Big Fascination with a Little World
23 September 2016 | by dougdoepkeSee all my reviews

Solid entry thanks to actor Duvall. If his weirdo Charlie doesn't convince then the hour doesn't work. That's a big challenge for Duvall's normally sinister types. Here his workaholic Charley is affectless, reacting unemotionally to most any situation. Seems almost like his insides are dead to the world, while he walks through life like an emotional zombie. That is, until he finds another world at the museum. There in a miniature house sits a miniature girl, beautiful and feminine to the eye, especially Charley's. He's fascinated. Soon he's spending all his time in front of the miniature tableau, while the girl seems to come mutely alive, along with a maid and a villainous suitor. So what's with poor obsessed Charlie or maybe even with the wooden miniatures who appear no longer wooden.
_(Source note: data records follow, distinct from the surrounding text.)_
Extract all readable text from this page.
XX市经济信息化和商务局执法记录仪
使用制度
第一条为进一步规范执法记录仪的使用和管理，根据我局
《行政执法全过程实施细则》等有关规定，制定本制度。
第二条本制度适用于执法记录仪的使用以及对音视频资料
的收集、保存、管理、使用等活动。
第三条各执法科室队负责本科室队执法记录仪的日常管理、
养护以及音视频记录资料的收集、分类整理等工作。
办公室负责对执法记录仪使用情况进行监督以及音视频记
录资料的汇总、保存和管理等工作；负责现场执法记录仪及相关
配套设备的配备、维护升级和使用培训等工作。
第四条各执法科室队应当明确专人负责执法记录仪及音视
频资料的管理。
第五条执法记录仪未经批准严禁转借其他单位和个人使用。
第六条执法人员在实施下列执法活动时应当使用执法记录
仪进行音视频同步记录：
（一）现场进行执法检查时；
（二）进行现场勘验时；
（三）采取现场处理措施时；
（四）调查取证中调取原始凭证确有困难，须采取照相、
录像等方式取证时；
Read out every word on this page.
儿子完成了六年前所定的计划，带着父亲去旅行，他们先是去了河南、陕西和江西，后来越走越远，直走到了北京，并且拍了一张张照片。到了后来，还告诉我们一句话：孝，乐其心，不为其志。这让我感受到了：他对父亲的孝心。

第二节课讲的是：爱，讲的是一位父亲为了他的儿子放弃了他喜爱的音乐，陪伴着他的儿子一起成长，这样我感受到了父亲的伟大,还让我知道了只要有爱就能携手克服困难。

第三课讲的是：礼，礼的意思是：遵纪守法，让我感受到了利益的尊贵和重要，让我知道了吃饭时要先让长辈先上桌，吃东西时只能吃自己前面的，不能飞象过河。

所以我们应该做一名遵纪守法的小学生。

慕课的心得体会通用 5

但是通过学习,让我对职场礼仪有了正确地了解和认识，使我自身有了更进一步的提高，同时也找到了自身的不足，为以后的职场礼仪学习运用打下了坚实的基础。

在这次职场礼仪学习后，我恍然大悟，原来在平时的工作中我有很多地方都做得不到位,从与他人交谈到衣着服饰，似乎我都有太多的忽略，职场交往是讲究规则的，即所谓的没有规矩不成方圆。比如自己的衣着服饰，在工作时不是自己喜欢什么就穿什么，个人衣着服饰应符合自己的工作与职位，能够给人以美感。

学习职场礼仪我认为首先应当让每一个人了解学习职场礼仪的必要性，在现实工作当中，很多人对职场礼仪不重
Of course, TZ was premised on the supposed boundaries of science and what might lie beyond. That's the case here, when Charlie is sent to a clinic for therapy to deal with his obsession. In the psychologist's view, Charlie's clearly deluded. But is he. My only gripe with the hour is brother-in-law Buddy (Weinrib). Did he have to be such a clown; maybe the producers figured the narrative needed comedy relief. Anyway, kudos to actor Duvall for showing he's superb even as a non-gangster. And kudos to writer Beaumont for the fitting upshot.